Some drugs that stimulate the secretion of gastric juice:

  1. Mineral water (Essentuki N17, Narzan) is used warm 15-20 minutes before meals, the course is 2-3 weeks, twice a year.
  2. Rosehip decoction , cabbage, tomato, carrot, lemon juice, 50 ml each, diluted with boiled water 1:1 before meals, alternate.
  3. Medicinal mixtures: plantain, St. John's wort, wormwood, thyme in equal proportions.
  4. Plantaglucide is widely used - granules of plantain leaves to prepare a suspension, for which take 1/1 -1 teaspoon (½-1 g) per ¼ glass of warm water and apply 30 minutes before meals 2-3 times a day, course of treatment 3- 4 weeks, for preventive treatment 1-2 months. Plantaglucide activates gastric secretion, has an enveloping, regenerative, anti-inflammatory and antispasmodic effect.
  5. Collection of herbalist Mikhalchenko S.I.:

Ingredients: angelica, yarrow, dandelion, birch, trifoliate, plantain, caraway, burnet, licorice, fumifera, calendula, chamomile. Application: pour 1 dessert spoon of the mixture into 500 ml of boiling water, leave in a thermos by volume overnight, strain. Take 150 ml 3 times a day an hour before meals. Before use, warm up by diluting with hot water. Keep refrigerated. Reception: 10 days admission - 2 days break, 3-4 months.

During the period of relative remission of atrophic gastritis, the main drugs are replacement and stimulating therapy, which affect the secretory insufficiency of the stomach.

Diet and proper nutrition

If you have gastritis with low acidity, a strict diet is required. It should include:

  • Cereals and pasta. Rice, buckwheat, oatmeal, and semolina are allowed.
  • Soups - with low-fat chicken or fish broth, vegetable, vermicelli, cereal, with meatballs.
  • Lean meat (chicken, beef, rabbit, turkey). Fish (pike perch, hake, pollock, pike).
  • Eggs – no more than 2 pieces per day.
  • Seasonings and sauces - vegetable oil, salt, herbs.
  • Vegetables - beets, pumpkin, carrots, tomatoes, zucchini, cauliflower.
  • Dairy products - cottage cheese, sour cream, mild cheese, milk, yogurt.
  • Sweets - biscuits, marshmallows, marshmallows, marmalade.
  • Fruits and berries – pureed (jelly, compotes, jelly, soufflé).
  • Drinks – tea, rosehip infusion, weak coffee.
  • Bakery products - yesterday's white bread, uneatable crackers.

Exclude from the diet:

  • Pastries, sweets, fresh bread.
  • Soups with mushrooms and fatty broths.
  • Legumes, barley, corn and millet porridge.
  • Large-grained and rough-skinned berries and dried fruits.
  • Hot sauces, store-bought dressings, mayonnaise.
  • Fatty meat and fish.
  • Cucumbers, bell peppers, cabbage, turnips, radishes, mushrooms. Pickles and marinades are not allowed.
  • Fast food, alcohol, carbonated drinks, packaged juices.
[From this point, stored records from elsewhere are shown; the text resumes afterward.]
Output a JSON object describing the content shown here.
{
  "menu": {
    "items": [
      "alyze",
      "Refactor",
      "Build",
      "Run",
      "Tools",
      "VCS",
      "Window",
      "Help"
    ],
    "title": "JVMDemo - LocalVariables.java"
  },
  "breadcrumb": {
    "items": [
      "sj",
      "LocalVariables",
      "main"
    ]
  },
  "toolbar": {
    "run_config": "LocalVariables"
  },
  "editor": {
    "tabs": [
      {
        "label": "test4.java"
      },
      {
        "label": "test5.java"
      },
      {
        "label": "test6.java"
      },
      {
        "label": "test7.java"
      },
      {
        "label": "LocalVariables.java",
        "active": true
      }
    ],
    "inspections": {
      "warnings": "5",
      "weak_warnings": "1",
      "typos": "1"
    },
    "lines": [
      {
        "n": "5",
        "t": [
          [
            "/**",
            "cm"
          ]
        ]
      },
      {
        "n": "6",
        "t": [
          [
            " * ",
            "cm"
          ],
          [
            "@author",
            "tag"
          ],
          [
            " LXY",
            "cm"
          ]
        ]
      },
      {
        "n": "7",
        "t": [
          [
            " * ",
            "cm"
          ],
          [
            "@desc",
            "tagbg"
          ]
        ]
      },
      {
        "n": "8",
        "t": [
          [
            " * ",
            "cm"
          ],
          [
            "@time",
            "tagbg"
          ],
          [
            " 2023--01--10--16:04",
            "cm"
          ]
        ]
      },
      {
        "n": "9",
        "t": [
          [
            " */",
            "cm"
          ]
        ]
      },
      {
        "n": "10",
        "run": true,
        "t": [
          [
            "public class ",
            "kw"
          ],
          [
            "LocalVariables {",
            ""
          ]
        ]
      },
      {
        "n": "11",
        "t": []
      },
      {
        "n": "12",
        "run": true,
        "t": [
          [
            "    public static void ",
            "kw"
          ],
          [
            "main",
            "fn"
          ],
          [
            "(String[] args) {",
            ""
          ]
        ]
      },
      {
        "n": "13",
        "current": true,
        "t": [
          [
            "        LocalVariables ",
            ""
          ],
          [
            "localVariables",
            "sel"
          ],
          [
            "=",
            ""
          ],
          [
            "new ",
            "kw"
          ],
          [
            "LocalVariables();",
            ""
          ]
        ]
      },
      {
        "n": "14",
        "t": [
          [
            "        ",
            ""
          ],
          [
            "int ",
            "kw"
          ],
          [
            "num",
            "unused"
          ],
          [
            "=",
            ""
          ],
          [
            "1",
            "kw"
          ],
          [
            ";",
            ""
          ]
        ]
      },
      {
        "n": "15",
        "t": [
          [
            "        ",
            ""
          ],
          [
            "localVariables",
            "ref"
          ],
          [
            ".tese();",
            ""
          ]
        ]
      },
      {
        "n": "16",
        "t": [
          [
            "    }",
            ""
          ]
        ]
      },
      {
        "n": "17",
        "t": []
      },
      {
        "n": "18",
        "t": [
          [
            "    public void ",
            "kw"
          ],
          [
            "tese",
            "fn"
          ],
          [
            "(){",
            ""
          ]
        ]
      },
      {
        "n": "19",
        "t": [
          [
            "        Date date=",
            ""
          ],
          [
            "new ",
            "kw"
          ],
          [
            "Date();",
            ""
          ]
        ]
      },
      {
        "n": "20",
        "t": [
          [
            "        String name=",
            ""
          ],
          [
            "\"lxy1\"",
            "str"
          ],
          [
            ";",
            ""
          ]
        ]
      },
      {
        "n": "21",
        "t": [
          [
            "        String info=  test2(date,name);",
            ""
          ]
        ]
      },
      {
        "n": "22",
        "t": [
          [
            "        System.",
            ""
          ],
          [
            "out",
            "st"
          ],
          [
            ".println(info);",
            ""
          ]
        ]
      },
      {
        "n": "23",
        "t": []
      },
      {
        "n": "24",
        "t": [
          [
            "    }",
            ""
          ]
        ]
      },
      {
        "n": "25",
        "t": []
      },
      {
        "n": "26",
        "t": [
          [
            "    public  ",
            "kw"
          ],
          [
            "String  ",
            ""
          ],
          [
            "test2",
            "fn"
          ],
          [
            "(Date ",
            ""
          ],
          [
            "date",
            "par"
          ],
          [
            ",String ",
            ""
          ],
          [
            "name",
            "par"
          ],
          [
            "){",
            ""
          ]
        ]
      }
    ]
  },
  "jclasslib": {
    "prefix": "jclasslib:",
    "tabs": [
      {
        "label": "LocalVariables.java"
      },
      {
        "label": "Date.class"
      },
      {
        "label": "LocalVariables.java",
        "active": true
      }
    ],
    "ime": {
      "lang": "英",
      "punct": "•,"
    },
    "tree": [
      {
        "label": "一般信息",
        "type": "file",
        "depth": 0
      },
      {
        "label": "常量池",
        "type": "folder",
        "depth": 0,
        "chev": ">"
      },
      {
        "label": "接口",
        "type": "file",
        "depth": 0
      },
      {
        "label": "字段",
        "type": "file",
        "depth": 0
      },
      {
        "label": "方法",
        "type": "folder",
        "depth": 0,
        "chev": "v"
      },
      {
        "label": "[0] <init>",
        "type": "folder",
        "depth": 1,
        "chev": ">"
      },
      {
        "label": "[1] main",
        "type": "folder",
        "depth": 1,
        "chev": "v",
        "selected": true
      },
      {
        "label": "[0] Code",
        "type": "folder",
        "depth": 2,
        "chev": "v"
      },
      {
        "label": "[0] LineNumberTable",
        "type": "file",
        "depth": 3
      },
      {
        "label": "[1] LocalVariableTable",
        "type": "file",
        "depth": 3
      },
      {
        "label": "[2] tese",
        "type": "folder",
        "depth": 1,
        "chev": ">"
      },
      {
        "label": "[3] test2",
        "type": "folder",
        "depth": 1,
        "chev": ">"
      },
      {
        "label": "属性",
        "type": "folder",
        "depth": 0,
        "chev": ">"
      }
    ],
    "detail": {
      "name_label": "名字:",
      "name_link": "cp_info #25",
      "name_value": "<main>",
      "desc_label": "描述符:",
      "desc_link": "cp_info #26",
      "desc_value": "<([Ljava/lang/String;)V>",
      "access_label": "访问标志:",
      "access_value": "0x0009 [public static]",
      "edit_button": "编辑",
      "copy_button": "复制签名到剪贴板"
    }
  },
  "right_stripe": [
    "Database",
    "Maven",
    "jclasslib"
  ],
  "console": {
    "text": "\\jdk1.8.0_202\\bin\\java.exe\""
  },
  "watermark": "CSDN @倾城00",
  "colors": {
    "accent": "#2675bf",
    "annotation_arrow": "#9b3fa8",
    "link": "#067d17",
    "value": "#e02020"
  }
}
It is important that meals are fractional - 5-6 times a day. It is better to snack on vegetable or fruit purees or dairy products.

The diet for gastritis with low acidity is quite loyal - the patient will not suffer from hunger, but at the same time will not experience a feeling of overeating. If the proposed diet is followed for a long time, the symptoms of gastritis will appear less and less often and a long-term remission will occur.